BAB 1. Tulang Punggung yang Patah lalu Mati

101 9 4
                                    

Untuk Ayah tercinta,
Aku ingin bernyanyi
Walau air mata di pipiku
Ayah, dengarkanlah..
Aku ingin berjumpa
Walau hanya dalam mimpi

~Ayah - Rinto Harahap~

...

Akhir tahun ini, Azhar lebih memilih membuang waktu libur semester ganjilnya di kamar, sendiri, menyanyi, menyepi, mengobati luka hati.

Denting hujan turut mengembuni wajah minimalisnya. Terduduk menghadap jendela, membiarkan jendela kamarnya terbuka dari pagi hingga senja. Mengabaikan wajah pilunya menjadi sorotan tetangga.

Tiada yang bisa mengembalikan senyum cerianya selama enam bulan terakhir ini, termasuk ibunya sendiri. Diiming-imingi liburan, hiburan, dan mainanpun tak mempan.
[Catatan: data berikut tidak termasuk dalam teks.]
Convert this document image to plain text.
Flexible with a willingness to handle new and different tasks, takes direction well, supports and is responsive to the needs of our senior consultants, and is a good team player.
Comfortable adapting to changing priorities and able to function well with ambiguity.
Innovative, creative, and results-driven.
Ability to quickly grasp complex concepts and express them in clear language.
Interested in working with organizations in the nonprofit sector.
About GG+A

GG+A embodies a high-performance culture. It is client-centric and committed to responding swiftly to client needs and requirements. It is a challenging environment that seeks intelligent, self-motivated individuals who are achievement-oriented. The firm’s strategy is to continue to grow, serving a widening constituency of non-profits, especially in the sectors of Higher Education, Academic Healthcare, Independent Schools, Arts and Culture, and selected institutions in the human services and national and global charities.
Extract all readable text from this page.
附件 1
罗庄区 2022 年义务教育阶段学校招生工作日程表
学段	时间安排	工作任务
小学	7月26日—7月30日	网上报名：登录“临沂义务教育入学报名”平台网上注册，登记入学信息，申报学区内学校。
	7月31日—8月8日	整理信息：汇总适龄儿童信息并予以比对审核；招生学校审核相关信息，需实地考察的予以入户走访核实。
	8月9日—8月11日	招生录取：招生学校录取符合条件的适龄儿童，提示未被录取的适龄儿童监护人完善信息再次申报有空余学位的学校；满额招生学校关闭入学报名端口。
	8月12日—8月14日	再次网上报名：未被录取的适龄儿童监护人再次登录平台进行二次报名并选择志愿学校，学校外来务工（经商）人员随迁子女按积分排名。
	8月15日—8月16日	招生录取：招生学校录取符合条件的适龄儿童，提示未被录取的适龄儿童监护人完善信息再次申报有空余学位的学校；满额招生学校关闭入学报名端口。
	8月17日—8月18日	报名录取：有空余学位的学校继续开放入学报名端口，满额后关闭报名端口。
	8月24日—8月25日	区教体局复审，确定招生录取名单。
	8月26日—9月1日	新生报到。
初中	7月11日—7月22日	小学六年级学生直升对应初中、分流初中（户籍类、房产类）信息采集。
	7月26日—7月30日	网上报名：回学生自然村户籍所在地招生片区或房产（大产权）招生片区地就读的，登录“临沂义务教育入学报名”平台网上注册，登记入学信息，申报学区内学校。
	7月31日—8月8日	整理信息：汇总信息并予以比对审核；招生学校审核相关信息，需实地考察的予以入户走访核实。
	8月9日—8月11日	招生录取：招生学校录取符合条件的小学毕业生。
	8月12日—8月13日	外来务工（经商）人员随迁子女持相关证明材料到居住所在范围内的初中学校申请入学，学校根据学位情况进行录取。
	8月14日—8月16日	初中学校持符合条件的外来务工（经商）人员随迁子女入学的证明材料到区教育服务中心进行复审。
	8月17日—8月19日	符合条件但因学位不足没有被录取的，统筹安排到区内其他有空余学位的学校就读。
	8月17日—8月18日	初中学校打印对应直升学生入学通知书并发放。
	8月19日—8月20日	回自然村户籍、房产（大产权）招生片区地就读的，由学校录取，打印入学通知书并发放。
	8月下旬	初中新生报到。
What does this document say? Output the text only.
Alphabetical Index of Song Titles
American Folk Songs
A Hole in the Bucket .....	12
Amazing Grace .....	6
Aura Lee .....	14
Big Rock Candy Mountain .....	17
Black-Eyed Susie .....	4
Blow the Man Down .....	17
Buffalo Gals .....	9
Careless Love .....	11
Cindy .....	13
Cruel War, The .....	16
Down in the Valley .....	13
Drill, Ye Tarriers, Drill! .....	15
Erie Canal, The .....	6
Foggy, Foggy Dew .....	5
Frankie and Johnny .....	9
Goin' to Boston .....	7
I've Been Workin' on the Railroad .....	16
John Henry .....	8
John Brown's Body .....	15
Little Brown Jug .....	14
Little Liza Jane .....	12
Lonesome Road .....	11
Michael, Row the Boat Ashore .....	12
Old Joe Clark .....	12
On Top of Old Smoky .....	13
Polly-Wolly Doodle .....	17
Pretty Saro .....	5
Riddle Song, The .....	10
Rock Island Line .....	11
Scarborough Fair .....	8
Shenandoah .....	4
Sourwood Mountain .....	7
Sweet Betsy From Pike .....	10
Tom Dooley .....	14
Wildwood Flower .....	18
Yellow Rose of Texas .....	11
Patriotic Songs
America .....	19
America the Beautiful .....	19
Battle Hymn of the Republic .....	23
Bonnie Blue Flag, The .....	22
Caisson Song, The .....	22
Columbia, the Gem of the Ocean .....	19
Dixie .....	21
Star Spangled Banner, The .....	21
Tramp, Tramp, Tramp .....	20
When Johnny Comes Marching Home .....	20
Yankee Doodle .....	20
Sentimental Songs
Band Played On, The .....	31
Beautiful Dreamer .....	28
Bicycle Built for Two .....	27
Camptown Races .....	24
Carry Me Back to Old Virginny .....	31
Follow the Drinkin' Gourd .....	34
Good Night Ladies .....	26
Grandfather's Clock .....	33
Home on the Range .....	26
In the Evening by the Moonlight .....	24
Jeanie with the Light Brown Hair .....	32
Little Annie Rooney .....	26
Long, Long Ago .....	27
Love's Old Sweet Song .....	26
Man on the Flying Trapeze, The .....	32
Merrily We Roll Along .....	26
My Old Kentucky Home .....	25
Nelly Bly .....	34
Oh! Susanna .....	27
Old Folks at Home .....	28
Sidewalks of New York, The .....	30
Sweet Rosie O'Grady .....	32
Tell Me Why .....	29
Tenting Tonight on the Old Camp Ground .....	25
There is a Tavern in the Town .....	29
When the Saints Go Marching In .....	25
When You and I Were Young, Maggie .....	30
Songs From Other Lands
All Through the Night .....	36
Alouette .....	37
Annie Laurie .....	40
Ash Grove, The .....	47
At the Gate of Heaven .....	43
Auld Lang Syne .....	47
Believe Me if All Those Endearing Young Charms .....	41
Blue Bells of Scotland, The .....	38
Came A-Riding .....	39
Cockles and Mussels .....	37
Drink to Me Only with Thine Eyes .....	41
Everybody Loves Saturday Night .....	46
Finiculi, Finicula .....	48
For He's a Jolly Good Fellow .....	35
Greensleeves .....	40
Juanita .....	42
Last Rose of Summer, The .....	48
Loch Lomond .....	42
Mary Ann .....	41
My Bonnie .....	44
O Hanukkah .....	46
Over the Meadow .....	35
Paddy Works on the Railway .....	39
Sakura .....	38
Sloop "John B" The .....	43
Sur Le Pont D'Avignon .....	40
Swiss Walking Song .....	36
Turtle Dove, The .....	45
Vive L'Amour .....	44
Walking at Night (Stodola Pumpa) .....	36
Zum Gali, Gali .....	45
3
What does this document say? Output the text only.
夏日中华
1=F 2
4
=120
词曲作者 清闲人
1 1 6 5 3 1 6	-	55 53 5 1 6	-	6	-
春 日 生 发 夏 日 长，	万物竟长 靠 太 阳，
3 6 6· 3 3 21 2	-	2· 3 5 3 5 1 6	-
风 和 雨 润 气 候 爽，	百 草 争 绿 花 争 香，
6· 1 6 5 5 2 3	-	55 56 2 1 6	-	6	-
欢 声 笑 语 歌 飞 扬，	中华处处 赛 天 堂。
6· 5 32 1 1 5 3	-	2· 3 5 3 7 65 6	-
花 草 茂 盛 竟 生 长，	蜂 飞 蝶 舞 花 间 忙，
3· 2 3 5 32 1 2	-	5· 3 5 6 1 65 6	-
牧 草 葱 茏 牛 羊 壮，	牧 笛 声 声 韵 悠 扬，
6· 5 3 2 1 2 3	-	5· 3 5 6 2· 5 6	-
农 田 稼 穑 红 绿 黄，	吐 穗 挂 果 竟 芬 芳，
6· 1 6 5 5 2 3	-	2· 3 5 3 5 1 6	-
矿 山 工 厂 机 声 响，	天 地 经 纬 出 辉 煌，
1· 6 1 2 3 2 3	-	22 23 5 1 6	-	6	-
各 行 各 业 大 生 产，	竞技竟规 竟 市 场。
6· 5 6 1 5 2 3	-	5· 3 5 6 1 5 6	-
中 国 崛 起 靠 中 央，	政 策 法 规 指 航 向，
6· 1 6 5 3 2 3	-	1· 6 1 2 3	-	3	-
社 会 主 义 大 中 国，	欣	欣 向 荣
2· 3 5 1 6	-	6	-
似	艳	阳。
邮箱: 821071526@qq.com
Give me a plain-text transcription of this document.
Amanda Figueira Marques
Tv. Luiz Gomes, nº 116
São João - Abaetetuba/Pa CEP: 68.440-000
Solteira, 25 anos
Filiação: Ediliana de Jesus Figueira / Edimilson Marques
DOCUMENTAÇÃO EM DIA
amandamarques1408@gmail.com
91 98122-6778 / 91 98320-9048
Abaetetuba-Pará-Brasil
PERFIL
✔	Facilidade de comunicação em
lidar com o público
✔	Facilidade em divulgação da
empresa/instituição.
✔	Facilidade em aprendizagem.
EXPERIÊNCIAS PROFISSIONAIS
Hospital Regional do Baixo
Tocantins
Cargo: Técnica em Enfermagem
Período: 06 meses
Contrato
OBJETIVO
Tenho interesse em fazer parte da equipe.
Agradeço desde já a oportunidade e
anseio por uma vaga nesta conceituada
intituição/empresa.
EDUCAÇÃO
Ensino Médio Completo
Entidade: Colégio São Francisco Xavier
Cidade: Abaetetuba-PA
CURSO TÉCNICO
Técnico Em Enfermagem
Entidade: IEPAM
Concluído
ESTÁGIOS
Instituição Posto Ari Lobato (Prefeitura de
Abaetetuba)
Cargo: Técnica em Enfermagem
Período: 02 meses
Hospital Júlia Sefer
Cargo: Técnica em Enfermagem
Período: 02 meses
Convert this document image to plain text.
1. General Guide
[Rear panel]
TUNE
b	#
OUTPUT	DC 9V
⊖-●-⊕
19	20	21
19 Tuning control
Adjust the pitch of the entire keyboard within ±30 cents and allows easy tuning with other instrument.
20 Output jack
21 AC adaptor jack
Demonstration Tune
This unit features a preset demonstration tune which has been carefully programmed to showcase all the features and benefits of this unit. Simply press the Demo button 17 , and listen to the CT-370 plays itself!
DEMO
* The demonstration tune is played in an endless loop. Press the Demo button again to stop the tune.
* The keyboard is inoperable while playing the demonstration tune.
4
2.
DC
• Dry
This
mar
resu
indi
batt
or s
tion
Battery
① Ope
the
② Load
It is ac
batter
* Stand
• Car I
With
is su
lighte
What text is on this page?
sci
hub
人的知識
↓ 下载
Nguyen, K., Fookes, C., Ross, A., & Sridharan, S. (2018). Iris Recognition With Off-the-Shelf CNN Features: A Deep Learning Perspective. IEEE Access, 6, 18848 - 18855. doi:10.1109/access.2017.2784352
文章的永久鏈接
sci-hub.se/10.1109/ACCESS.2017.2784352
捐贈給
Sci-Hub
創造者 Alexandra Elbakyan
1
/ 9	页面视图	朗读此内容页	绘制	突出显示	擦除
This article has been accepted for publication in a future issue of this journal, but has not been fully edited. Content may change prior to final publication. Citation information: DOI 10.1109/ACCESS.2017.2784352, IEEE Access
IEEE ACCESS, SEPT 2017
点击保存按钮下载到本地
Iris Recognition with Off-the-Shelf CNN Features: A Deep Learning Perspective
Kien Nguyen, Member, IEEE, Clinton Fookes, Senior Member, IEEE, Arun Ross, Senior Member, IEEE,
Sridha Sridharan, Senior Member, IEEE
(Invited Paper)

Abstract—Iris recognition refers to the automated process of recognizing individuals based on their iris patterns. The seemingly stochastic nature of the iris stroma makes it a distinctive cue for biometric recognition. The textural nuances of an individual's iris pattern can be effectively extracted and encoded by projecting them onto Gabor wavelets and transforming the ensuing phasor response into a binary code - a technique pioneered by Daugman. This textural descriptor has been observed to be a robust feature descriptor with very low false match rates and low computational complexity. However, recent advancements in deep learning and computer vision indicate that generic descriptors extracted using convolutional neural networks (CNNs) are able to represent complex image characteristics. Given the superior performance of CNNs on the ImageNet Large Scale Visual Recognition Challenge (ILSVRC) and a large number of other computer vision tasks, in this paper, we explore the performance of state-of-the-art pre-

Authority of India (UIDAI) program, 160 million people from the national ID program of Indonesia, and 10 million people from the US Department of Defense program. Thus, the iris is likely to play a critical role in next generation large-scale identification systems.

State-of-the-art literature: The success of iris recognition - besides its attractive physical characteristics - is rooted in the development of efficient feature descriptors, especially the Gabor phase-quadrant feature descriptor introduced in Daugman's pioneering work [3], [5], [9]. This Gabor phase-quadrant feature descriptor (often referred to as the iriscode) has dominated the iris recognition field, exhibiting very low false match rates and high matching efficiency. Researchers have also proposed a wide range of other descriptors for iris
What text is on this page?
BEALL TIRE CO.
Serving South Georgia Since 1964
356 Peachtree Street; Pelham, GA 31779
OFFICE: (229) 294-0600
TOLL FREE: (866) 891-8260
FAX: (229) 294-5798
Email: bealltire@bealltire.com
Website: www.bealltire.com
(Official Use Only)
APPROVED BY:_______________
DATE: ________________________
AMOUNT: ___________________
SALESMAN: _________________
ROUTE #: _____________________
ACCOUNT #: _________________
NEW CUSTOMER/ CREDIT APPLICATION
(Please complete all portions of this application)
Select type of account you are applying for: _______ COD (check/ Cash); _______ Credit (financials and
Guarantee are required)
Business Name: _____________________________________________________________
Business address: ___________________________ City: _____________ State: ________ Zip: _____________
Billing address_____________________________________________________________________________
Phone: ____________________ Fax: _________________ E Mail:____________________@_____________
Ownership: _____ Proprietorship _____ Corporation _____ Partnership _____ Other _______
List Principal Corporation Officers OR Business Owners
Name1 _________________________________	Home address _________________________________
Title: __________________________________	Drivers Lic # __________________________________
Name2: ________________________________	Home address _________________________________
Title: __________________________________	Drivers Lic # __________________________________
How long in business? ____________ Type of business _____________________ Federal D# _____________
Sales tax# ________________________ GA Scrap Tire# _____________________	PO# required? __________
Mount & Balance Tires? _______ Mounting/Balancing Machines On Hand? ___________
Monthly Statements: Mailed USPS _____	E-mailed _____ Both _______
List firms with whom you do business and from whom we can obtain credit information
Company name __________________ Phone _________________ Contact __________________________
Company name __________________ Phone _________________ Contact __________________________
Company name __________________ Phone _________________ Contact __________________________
Bocah tampan bermata bulan sabit itu masih saja terpuruk dan akan tetap terpuruk hingga harapan termustahilnya terwujud: Ayahnya yang telah wafat, dapat kembali hidup.

Sulit dicerna akal sehat, bocah sepuluh tahun mampu memaknai rasa kehilangan hingga sefatal ini. Kehilangan sosok panutan keluarga, tulang punggung yang rela membanting tulangnya tiap hari demi menyokong nafkah lahir batin keluarganya, sang almarhum ayah tercinta, mampu membabi-butakan kesehatan jiwa dan raganya.

Bagi Azhar, kematian ayahanda adalah kenyataan tersulit berbalut kesulitan ternyata yang mesti ia terima. Ayah adalah hidupnya. Tanpa ayah, ia kehilangan tujuan dan arah. Dari dulu tekadnya hanya satu, membahagiakan ayah. Hanya ayah, cukup ayah.

“Ayaaah!”

Azhar terhempas dari mimpi kelamnya. Ia terperanjat, menyadari kilas-lintas kematian ayahnya yang semakin rajin mendatangi alam bawah sadarnya.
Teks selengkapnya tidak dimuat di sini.